First, there is a new level of appreciation for the book as physical object. In addition to the main features that interested Turner (page size, writing surface, and quire structure), other material aspects of ancient books have come to be seen as worthy of note: the sewing of the binding, cover construction, and “paratextual” features, such as titles, chapter divisions, decorations, and marginal notes, to name a few. These kinds of features were not always high on the list of priorities for editors in the early twentieth century, who were mainly (and understandably) interested in publishing texts. The result is that it can be difficult to study these features systematically across the corpus of early codices.
Second, there is a growing recognition that the most common method of assigning dates to early codices (analysis of handwriting, or palaeography) is highly subjective and not as reliable as previous generations believed. Thus, up to the present, most conclusions about the development of the codex have been based on insecure foundations.
Third, recent years have also witnessed an increased awareness of ethical problems with the study of ancient manuscripts.

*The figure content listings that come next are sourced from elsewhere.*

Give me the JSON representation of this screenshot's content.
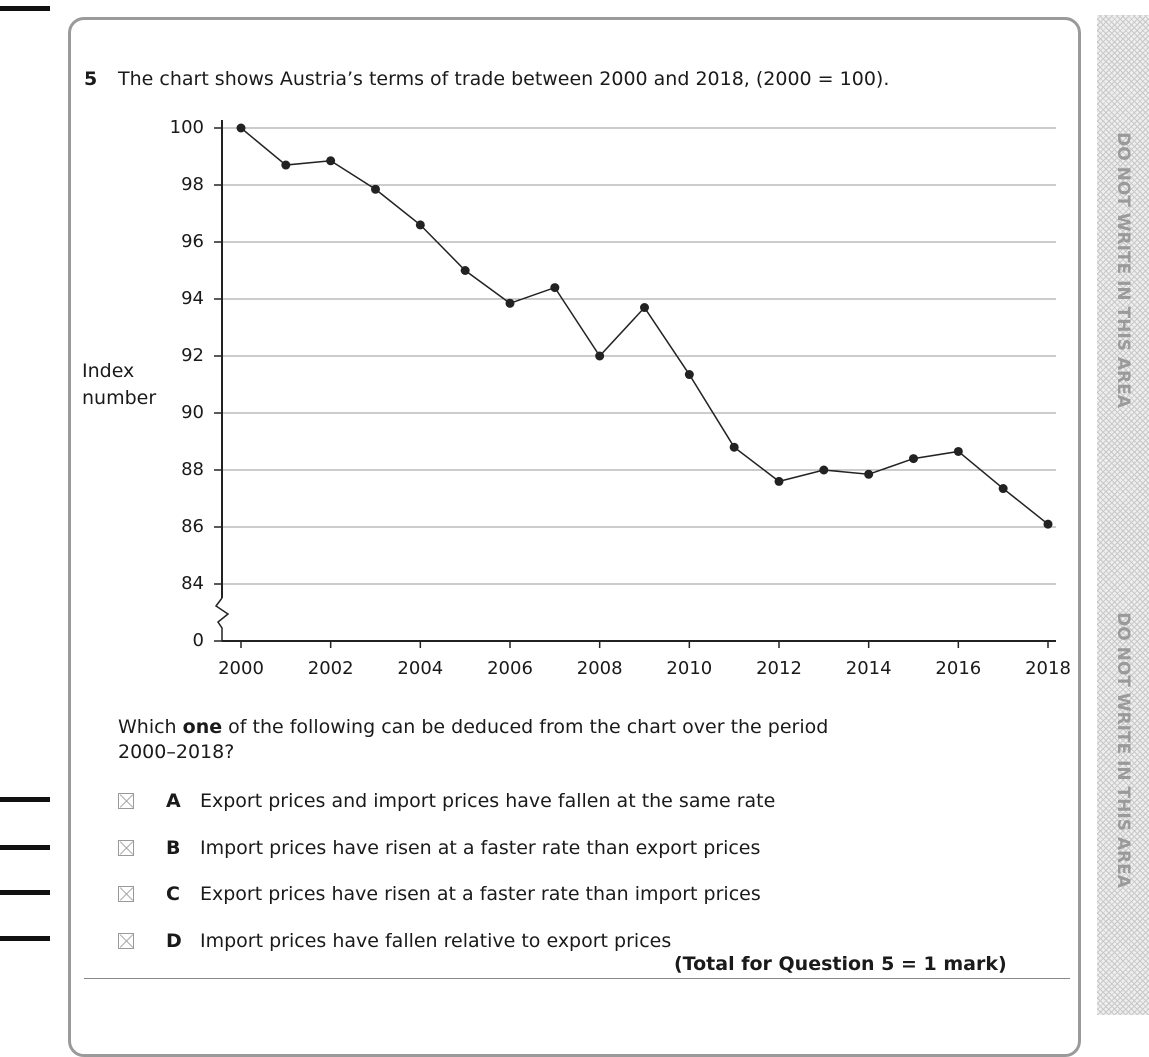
{
  "question_number": "5",
  "chart_data": {
    "type": "line",
    "title": "The chart shows Austria’s terms of trade between 2000 and 2018, (2000 = 100).",
    "y_label": "Index number",
    "x": [
      2000,
      2001,
      2002,
      2003,
      2004,
      2005,
      2006,
      2007,
      2008,
      2009,
      2010,
      2011,
      2012,
      2013,
      2014,
      2015,
      2016,
      2017,
      2018
    ],
    "series": [
      {
        "color": "#222222",
        "values": [
          100,
          98.7,
          98.85,
          97.85,
          96.6,
          95.0,
          93.85,
          94.4,
          92.0,
          93.7,
          91.35,
          88.8,
          87.6,
          88.0,
          87.85,
          88.4,
          88.65,
          87.35,
          86.1
        ]
      }
    ],
    "xlim": [
      2000,
      2018
    ],
    "xticks": [
      2000,
      2002,
      2004,
      2006,
      2008,
      2010,
      2012,
      2014,
      2016,
      2018
    ],
    "ylim": [
      0,
      100
    ],
    "axis_break": [
      0,
      84
    ],
    "yticks": [
      0,
      84,
      86,
      88,
      90,
      92,
      94,
      96,
      98,
      100
    ],
    "grid": true
  },
  "prompt": {
    "before": "Which",
    "bold": "one",
    "after": "of the following can be deduced from the chart over the period 2000–2018?"
  },
  "options": [
    {
      "letter": "A",
      "text": "Export prices and import prices have fallen at the same rate"
    },
    {
      "letter": "B",
      "text": "Import prices have risen at a faster rate than export prices"
    },
    {
      "letter": "C",
      "text": "Export prices have risen at a faster rate than import prices"
    },
    {
      "letter": "D",
      "text": "Import prices have fallen relative to export prices"
    }
  ],
  "total": "(Total for Question 5 = 1 mark)",
  "margin_text": "DO NOT WRITE IN THIS AREA"
}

That is to say, the study of ancient books is the study of cultural heritage property, much of it acquired under dubious circumstances.

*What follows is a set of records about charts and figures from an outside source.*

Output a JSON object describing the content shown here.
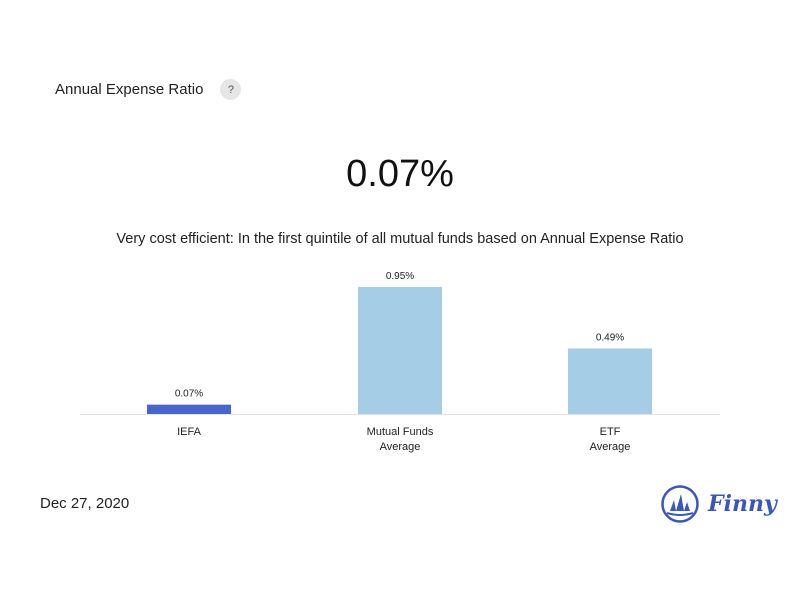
{
  "header": {
    "title": "Annual Expense Ratio",
    "help_label": "?"
  },
  "value": "0.07%",
  "subtitle": "Very cost efficient: In the first quintile of all mutual funds based on Annual Expense Ratio",
  "chart_data": {
    "type": "bar",
    "categories": [
      [
        "IEFA"
      ],
      [
        "Mutual Funds",
        "Average"
      ],
      [
        "ETF",
        "Average"
      ]
    ],
    "values": [
      0.07,
      0.95,
      0.49
    ],
    "value_labels": [
      "0.07%",
      "0.95%",
      "0.49%"
    ],
    "colors": [
      "#4766c9",
      "#a6cde6",
      "#a6cde6"
    ],
    "ylim": [
      0,
      0.95
    ],
    "title": "",
    "xlabel": "",
    "ylabel": ""
  },
  "footer": {
    "date": "Dec 27, 2020",
    "brand": "Finny",
    "brand_color": "#3b57b8"
  }
}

What is needed is an ethically responsible and efficient way to handle a growing body of complicated evidence. We need to more systematically describe and catalog the physical features of early codices and codex fragments and build a larger corpus of securely dated samples. At the same time, we need to recognize that more advanced studies of items that are unprovenanced or that have been obtained through questionable means are problematic. To that end, The Early History of the Codex plans the following activities thanks to the generous support of the Research Council of Norway:
Conduct provenance research into the ownership histories of early Greek and Latin codices.
Produce detailed physical and codicological descriptions of the make-up of the earliest Greek and Latin codices.
Design an open-access database making codicological data and provenance information for an estimated 2500 early Greek and Latin codices easily searchable and freely available online.
Make a systematic canvassing of museum and library collections containing ethically acquired early papyrus and parchment books to determine willingness to have AMS radiocarbon analysis carried out on their early codices and then fund this analysis.
The ultimate goal is a new history of the development of the codex. But we also hope that the data we produce will be useful to scholars in many academic fields, from ancient history and classics to art crime and cultural heritage.
Thanks for reading, and keep an eye on this page for updates on the project.